Ideally, your employer should take responsibility for your hearing protection, but it's also important to be proactive in preventing permanent hearing loss. Below are some examples of high-risk jobs and the necessary precautions to take:
Manufacturers often prioritize efficiency and productivity when selecting equipment for their plants, but neglect to consider the noise level of the machinery. Workers who are concerned about noise levels should bring their own ear protection to wear on the factory floor if none is provided. Additionally, employees should take opportunities to advocate for hearing protection, such as recommending quieter machinery through programs like "Buy Quiet" or requesting that employers provide hearing protectors.
The hammer drill is a frequent tool used on construction sites, but it emits sounds measuring 115 decibels. Anything over 85 decibels puts individuals nearby at risk for permanent hearing damage.
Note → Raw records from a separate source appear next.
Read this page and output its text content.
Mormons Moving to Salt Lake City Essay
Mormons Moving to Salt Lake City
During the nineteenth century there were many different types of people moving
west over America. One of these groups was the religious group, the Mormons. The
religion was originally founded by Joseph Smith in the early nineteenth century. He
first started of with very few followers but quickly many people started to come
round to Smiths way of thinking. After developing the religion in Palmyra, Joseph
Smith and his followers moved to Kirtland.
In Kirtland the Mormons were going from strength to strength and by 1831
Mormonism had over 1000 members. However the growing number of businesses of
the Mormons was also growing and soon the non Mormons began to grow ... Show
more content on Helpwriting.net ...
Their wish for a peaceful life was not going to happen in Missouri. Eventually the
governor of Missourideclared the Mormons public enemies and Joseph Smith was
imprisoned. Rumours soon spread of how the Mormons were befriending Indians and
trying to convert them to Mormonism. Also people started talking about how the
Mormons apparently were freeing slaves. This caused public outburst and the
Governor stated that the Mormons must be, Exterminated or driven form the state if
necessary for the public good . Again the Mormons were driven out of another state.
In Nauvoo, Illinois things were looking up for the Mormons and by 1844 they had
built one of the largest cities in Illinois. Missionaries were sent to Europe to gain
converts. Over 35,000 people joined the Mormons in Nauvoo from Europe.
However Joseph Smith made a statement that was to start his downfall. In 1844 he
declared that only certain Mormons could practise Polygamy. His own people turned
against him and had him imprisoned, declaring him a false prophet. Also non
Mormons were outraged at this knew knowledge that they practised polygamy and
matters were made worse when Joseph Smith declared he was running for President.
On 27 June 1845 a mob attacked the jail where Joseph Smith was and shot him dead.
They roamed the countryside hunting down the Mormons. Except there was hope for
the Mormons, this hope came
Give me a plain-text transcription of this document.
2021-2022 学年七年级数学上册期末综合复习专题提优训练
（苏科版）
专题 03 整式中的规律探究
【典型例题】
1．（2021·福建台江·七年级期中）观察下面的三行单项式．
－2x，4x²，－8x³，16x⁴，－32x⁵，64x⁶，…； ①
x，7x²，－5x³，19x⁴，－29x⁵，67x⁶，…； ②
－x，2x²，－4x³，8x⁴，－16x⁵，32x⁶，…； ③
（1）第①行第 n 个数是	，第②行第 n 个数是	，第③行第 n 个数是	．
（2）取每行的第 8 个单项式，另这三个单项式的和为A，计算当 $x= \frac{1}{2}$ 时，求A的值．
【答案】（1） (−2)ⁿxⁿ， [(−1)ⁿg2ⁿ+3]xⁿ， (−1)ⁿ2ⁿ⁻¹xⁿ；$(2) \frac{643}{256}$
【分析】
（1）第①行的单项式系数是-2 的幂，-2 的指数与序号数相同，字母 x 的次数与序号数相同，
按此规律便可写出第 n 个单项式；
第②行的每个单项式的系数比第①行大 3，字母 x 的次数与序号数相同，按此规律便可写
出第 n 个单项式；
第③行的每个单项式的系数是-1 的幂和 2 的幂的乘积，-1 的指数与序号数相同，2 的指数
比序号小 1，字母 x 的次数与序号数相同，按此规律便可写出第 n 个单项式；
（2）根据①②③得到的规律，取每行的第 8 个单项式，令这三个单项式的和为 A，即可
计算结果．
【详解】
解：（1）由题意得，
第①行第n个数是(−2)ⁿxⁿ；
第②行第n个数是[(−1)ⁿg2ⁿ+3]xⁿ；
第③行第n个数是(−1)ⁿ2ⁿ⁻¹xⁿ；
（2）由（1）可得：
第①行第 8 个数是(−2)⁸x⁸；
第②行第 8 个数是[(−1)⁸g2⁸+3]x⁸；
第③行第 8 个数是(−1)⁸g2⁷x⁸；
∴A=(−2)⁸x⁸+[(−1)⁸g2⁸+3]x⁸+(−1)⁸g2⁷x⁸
Studies indicate that many common carpentry tools are hazardously loud, so it is crucial for those working on job sites with these types of tools to take their hearing health seriously and invest in high-quality hearing protection.
Professional musicians, production technicians, DJs, and even servers and bartenders working in nightclubs are at risk for hearing damage due to excessive noise from amplification systems. The typical noise level in a club is above 100 decibels. This may not cause permanent damage for occasional concert-goers, but it can be a problem for employees who work in that environment on a regular basis. Using small, discreet earplugs designed specifically for musicians can reduce the harmful effects of the noise.
Airport employees who work outdoors must be diligent about protecting their hearing, as the sound of a jet engine, measured at 140 decibels, is one of the most significant auditory hazards in any workplace. Airports, recognizing the risk, typically provide hearing protection. However, if you work in the aviation industry, it is recommended to schedule regular hearing screenings to ensure that the protective measures are sufficient.